Though San Diego has no official stance on slacklining, the crew was asked to take down their lines at Mission Beach on July 4, citing a municipal code Frankie took down on his phone, SDMC 63.012(b)(4): “Use of Parks and Beaches Regulated, Destruction of Plants.” It states, “It is unlawful to injure, destroy, cut or remove any tree, shrub, plant, wood, turf, grass, soil, or rock in or growing in any City-owned park or plaza without the written permission of the City Manager.”
But, at Moonlight Beach, there seems to be no problem. A police car marked “Sheriff” is parked not far off, and a few cops pass by without a second glance.
A crowd has gathered at the lines, mostly younger children. They take bold steps on the lines, managing to balance for a few moments before falling onto the sand.

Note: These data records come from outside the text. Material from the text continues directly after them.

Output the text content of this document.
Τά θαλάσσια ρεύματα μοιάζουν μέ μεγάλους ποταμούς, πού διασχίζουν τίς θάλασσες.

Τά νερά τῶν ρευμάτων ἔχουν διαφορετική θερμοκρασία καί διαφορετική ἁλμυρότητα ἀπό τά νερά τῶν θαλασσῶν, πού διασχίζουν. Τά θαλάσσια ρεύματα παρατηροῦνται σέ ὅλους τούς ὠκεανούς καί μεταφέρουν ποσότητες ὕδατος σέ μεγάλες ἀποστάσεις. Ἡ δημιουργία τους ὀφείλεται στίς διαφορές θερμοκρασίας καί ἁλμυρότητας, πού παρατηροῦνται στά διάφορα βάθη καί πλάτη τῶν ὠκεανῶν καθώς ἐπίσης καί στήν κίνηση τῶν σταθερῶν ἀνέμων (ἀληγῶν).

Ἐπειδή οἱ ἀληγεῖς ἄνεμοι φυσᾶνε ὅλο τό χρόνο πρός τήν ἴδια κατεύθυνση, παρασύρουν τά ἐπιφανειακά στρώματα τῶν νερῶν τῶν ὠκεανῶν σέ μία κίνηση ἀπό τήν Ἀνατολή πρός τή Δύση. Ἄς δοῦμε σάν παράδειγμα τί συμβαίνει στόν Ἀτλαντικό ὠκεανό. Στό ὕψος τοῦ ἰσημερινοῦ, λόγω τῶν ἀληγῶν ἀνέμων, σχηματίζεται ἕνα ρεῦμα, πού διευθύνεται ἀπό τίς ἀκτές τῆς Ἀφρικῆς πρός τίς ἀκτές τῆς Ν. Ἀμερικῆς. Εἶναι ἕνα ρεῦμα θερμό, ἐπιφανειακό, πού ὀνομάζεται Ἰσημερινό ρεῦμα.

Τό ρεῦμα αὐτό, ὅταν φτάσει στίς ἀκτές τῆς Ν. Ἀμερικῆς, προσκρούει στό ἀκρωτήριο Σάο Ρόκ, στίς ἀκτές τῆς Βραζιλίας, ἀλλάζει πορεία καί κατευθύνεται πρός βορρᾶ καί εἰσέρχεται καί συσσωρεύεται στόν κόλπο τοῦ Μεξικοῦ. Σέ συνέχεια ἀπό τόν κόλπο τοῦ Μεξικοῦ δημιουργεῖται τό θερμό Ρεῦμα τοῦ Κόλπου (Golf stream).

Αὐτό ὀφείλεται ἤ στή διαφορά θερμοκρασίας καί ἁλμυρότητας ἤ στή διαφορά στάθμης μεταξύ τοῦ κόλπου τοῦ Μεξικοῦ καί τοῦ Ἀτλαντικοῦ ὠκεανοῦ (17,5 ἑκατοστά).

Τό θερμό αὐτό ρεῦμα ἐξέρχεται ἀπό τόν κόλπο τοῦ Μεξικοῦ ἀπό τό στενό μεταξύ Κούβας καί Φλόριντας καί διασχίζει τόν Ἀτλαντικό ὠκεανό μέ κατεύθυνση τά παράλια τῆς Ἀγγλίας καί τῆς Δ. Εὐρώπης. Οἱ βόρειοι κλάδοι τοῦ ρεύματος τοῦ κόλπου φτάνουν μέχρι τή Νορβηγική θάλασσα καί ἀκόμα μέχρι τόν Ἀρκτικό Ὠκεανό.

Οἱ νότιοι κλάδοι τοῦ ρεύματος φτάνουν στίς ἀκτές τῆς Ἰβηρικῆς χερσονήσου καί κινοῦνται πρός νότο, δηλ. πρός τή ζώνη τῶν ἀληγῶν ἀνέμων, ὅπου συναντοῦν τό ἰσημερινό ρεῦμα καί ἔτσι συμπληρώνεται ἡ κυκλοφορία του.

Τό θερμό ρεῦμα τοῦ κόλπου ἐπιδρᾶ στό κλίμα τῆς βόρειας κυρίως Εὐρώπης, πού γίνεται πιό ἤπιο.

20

There are several types of lines, Mike says, chiefly “high lines,” which are lines strung up 50 feet and higher, walked with a harness for safety; “long lines,” which are any length outside one’s skill set and are mainly for walking; and regular old slacklines, the kind the group has set up on the beach. These lines, typically three to four feet off the ground and a few yards in length, are the best for doing tricks and for beginners to get the feel.
This is what Maggie, a member of the American contingent, is doing, getting the feel. Though she has injured an already-hurt knee, it does not deter her. This is, she says, her fifth or sixth time at a slacklining event.
“I think it’s good for me,” she says, eyes shielded from the brightness of the day by a hat and a pair of sunglasses. “Spiritually, it’s good for you because you’re totally in tune with the line and where your brain is and how your body works. And physically, I think it’s good because it builds your core. When you’ve had a good day slacklining and are really sore the next day, you’re working muscles, even though it doesn’t seem obvious at the time.”
Despite her knee mishap, Maggie views slacklining’s physical risks as few.
“I think it’s probably safer than swimming the ocean or surfing,” she says. “It’s like any sport when you first start. There [are] lots of attempts before you get good at it. And so you pop off the line, which is why you pick a nice, soft spot to land. But, you know, I’ve had the line snap and hit my skin, and it stings a little bit, but it’s not a big deal. Overall, I think it’s pretty safe.”
None of the slackliners interviewed have sustained any major injuries. Both Megan and Frankie bear what they call the mark of a slacker, a half-inch-long line of grazed skin that runs the length of their shins. Hogart says he has “punched his family jewels,” but other than that, has not harmed himself slacklining. Ditto Mike.
As the day wears on, the newbies, mostly a gang of 12- to 14-year-old skater boys, gain confidence on the lines, and in the expert camp, the tricks begin. Mike and Hogart take turns on the Gibbon line they’ve strung above the asphalt — an added risk — jumping and leaping.
Mike, cheeks puffed out, bends his knees, line beginning to wobble precariously. This he has anticipated. In a smooth motion, he launches into the air, turning in a full 180 rotation — and lands it.
An onlooker, a kid maybe four-and-half-feet tall, hair bleached blond at the tips, stares, eyes agog.